Just this week, I heard about someone being discharged from Asante Ashland Community Hospital. Their friend wanted to be sure they knew what to keep in mind, in order to stay out of the hospital in the near future. It’s good to have this information. The newer Medicare rules state that if you return to the hospital within 30 days for the same medical condition, it’s possible that Medicare will not pay for this second hospital stay. With so many changes to Medicare, it’s really important to know how to maximize your chances of not being readmitted.

In 2011, The National Transitions of Care Coalition put together an evidence-based report of seven key elements, based on transition intervention research. I’ve summarized them here for you. The person you can rely on for this guidance and support before leaving Asante Ashland Community Hospital is the discharge planning nurse, currently Athera DeAngeles.

Here then are the seven tasks to keep in mind when going home:

Task 1: Medication Management: You’ll want to come up with a method to ensure the safe use of medications, based on the person’s care needs. Someone has to be monitoring this accurately. This might be a good reason to call one of the caregiving agencies that can provide this service.

Task 2: Transition Planning: This is a process that facilitates the safe transition from one care setting to another, or from one practitioner to another. Basically this means planning for what you might need in order to go safely from hospital to home, or to another care facility, as well as any follow up with a physician besides your usual provider.

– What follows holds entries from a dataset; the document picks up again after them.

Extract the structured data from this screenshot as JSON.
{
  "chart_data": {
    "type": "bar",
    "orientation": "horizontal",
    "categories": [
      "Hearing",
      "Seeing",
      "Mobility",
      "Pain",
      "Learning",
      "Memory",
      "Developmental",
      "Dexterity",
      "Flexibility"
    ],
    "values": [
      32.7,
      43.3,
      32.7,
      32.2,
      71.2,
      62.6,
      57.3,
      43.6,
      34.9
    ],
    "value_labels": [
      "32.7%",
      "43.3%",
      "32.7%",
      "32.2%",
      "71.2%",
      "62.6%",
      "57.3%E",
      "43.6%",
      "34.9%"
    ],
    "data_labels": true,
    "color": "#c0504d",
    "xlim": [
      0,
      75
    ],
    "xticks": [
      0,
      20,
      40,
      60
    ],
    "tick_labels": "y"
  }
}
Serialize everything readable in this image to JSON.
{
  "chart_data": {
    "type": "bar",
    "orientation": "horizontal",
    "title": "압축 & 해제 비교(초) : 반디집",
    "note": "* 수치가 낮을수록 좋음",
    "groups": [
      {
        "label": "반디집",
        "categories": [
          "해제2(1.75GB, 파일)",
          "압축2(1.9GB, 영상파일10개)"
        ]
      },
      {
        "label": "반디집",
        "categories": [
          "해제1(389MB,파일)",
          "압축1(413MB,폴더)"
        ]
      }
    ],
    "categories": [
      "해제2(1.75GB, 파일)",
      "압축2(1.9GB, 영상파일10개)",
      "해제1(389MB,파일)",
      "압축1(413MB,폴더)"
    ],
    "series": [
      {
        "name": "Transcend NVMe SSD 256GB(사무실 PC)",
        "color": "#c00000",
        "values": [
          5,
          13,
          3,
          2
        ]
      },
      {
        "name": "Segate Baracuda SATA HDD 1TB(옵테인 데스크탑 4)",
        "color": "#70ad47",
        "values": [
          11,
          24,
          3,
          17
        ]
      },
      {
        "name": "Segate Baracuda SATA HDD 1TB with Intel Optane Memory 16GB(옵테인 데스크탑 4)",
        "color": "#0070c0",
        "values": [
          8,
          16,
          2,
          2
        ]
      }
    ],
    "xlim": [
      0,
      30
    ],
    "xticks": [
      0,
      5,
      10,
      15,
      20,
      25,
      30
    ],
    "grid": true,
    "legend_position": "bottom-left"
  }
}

Task 3: Patient and Family Engagement/Education: This hopefully means a family meeting in the hospital. You would be amazed at how often this does not happen. Once someone is out of the hospital, it’s difficult to get a plan in place without good medical information. Knowing who is going to do what task is vital. How does family living in the Bay Area stay involved, for instance?

Task 4: Information Transfer: Sharing of important care information among family, caregiver, and health care providers in a timely and effective manner is so important. This is where you often see all the cracks in the system. Do not assume that one doctor knows what another one has ordered or what the treatment plan might be.

Task 5: Follow–Up Care: This covers facilitating the safe transition from one care setting or care provider to another through effective follow-up activities. This is not the same as planning for the transition — it’s making sure that it was the right fit afterwards and that all is in place. If adjustments need to happen, who is in charge of this?

Task 6: Health Care Provider Engagement: I cannot tell you how many times it seems that the medical providers are out of the loop and it’s hard to get them involved. Here is where you need someone to connect the dots with and between providers — and be a strong advocate.

Task 7: Shared Accountability across Providers and Organizations: The transition process has to include accountability for the person between the healthcare provider (like the hospital) and the one receiving them (like skilled nursing). To me this means no one gets to pass the buck and each organization has a part to play. No provider or organization can just drop the ball or point a finger at the other.

Most people can’t wait to get out of the hospital. Not everyone can safely go back to their usual home after hospitalization though, even with in-home caregivers. Many people do need to be in rehabilitation or skilled nursing. Another option is to be discharged to an adult foster care home. These facilities will make sure that each of these seven tasks are fully addressed. They have an excellent track record of keeping their residents out of the hospital as much as possible. A professional care manager can also coordinate this transition on your behalf. All the discharge planners at the hospitals know about and utilize these options as well.

Hopefully, you will not face this situation, but knowing how the system works can help you prepare ahead of time. Staying out of the hospital is a worthy goal. But if you are hospitalized, knowing how to improve your odds of not being re-admitted can be a huge relief.